Targeting FRA with MORAb-202: Enhancing TNBC Therapy through Antitumor Activity and Bystander Effect

Triple-negative breast cancer (TNBC) is a particularly aggressive type of cancer with limited treatment options due to the absence of clear molecular targets. Traditional chemotherapy remains the primary treatment. However, eribulin has shown significant benefits for TNBC patients in phase 3 trials, particularly in terms of overall survival.

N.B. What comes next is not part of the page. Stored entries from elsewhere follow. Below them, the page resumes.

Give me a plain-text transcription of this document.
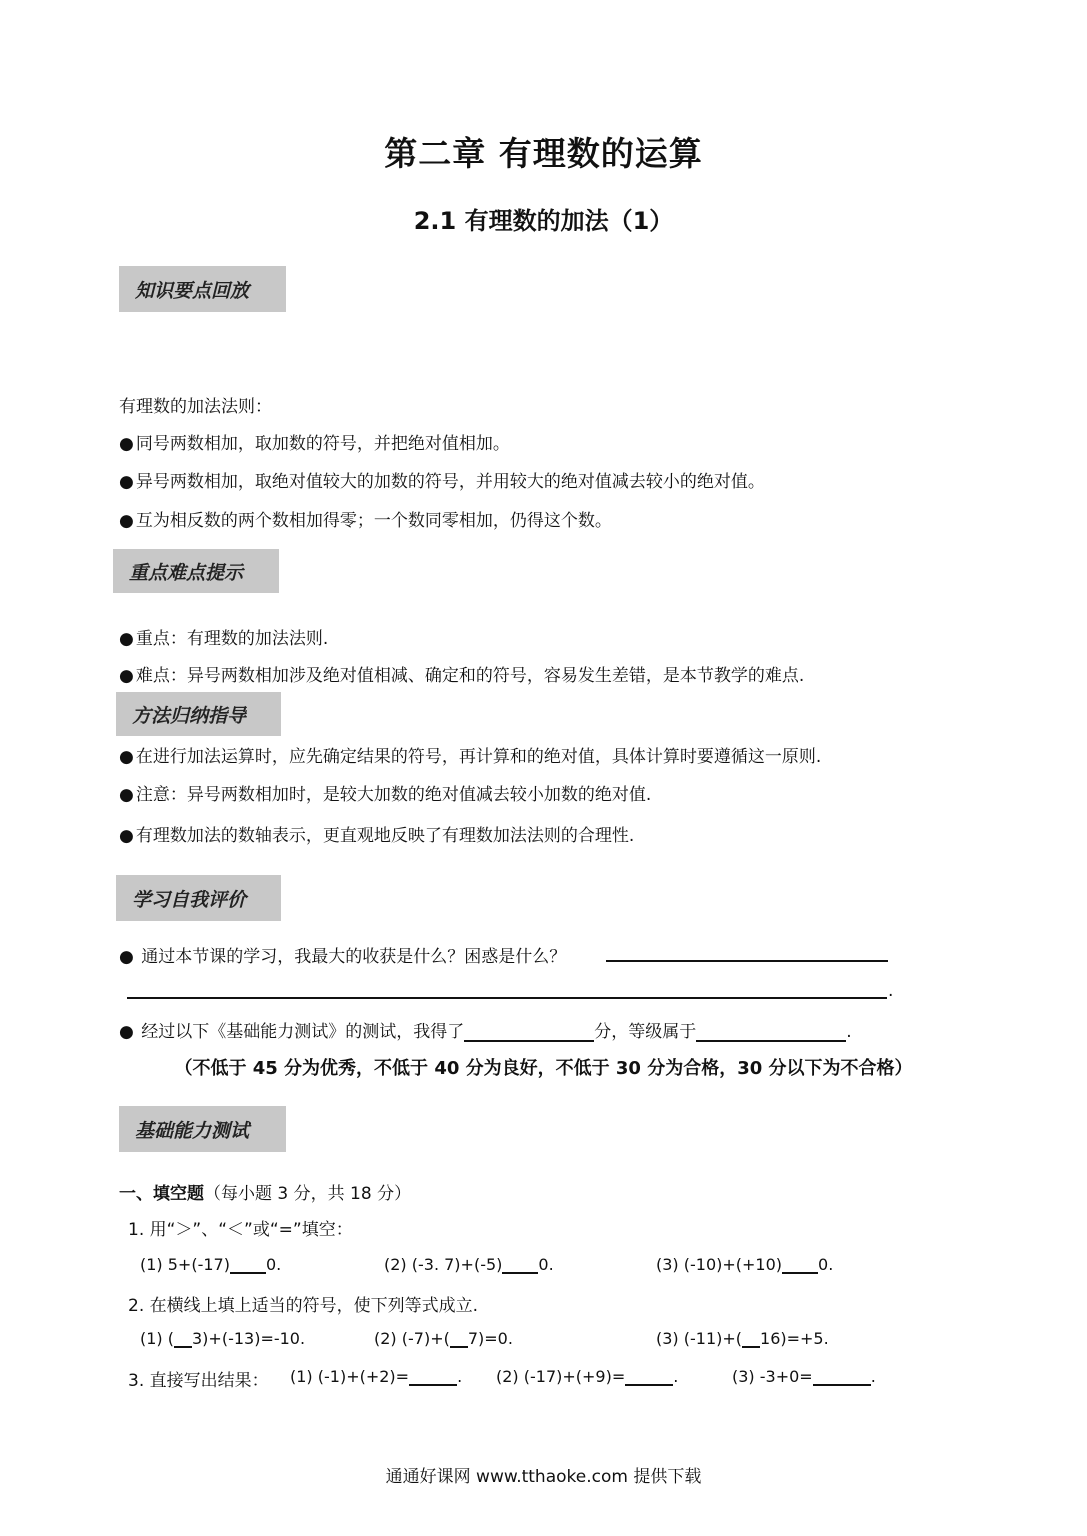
第二章 有理数的运算
2.1 有理数的加法（1）
知识要点回放
有理数的加法法则：
● 同号两数相加，取加数的符号，并把绝对值相加。
● 异号两数相加，取绝对值较大的加数的符号，并用较大的绝对值减去较小的绝对值。
● 互为相反数的两个数相加得零；一个数同零相加，仍得这个数。
重点难点提示
● 重点：有理数的加法法则.
● 难点：异号两数相加涉及绝对值相减、确定和的符号，容易发生差错，是本节教学的难点.
方法归纳指导
● 在进行加法运算时，应先确定结果的符号，再计算和的绝对值，具体计算时要遵循这一原则.
● 注意：异号两数相加时，是较大加数的绝对值减去较小加数的绝对值.
● 有理数加法的数轴表示，更直观地反映了有理数加法法则的合理性.
学习自我评价
● 通过本节课的学习，我最大的收获是什么？困惑是什么？
.
● 经过以下《基础能力测试》的测试，我得了	分，等级属于	.
（不低于 45 分为优秀，不低于 40 分为良好，不低于 30 分为合格，30 分以下为不合格）
基础能力测试
一、填空题（每小题 3 分，共 18 分）
1. 用“＞”、“＜”或“=”填空：
(1) 5+(-17) 0.	(2) (-3. 7)+(-5) 0.	(3) (-10)+(+10) 0.
2. 在横线上填上适当的符号，使下列等式成立.
(1) ( 3)+(-13)=-10.	(2) (-7)+( 7)=0.	(3) (-11)+( 16)=+5.
3. 直接写出结果： (1) (-1)+(+2)=	. (2) (-17)+(+9)=	.	(3) -3+0=	.
通通好课网 www.tthaoke.com 提供下载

Folate receptor alpha (FRA) is a protein that is minimally present in healthy tissues but is overexpressed in many epithelial cancers, including TNBC. This makes it an ideal target for targeted therapies. Farletuzumab, a monoclonal antibody that targets FRA, has been studied in clinical trials involving patients with high FRA expression.

MOAb-202 is a novel antibody-drug conjugate (ADC) that combines farletuzumab with eribulin, aiming at FRA overexpressing tumors, including TNBC. The hypothesis is that after binding and internalization, the released eribulin will have a direct cytotoxic effect on FRA-positive cells and a bystander effect on FRA-negative cells and the tumor-associated stroma within the tumor microenvironment.

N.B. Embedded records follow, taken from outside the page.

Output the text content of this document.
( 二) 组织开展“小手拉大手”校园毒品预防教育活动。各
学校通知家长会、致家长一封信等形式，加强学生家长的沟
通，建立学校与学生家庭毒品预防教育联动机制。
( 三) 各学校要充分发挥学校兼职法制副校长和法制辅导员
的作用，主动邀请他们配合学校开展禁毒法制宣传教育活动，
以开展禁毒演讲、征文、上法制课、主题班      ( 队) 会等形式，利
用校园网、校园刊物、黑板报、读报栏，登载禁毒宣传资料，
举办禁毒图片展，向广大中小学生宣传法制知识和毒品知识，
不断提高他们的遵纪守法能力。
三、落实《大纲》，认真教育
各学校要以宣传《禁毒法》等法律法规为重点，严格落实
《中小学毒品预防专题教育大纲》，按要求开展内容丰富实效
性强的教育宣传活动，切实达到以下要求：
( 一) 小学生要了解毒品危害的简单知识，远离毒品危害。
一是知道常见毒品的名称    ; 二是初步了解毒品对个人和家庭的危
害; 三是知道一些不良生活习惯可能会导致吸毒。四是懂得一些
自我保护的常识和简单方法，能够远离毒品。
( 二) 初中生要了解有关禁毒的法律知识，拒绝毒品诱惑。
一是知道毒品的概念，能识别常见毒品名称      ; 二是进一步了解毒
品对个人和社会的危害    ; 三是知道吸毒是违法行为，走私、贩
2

In a study using a FRA-positive TNBC patient-derived xenograft (PDX) model, a single dose of 5 mg/kg of MORAb-202 resulted in statistically significant tumor regression compared to a control group (P<0.0001). One treated animal even experienced complete and lasting tumor regression.

To assess MORAb-202's impact on the tumor microenvironment, tumors were collected before treatment and five days post-treatment. Immunofluorescent staining showed strong binding of MORAb-202 to FRA-positive areas with no adjacent stroma staining. The treatment also reduced the number of FRA-negative cancer-associated fibroblasts (CAFs).

Further studies in a surrogate FRA-positive model showed a reduction in CAFs that was directly proportional to the overall tumor reduction. MORAb-202 demonstrated significantly greater efficacy than an equivalent dose of eribulin alone. Histological analysis indicated unique mechanisms of action for MORAb-202, suggesting its potential as a treatment for TNBC.

The study was presented by Katherine A. Rybinski and colleagues at the AACR-NCI-EORTC International Conference on Molecular Targets and Cancer Therapeutics in October 2017, and published in the Molecular Cancer Therapeutics journal in 2018.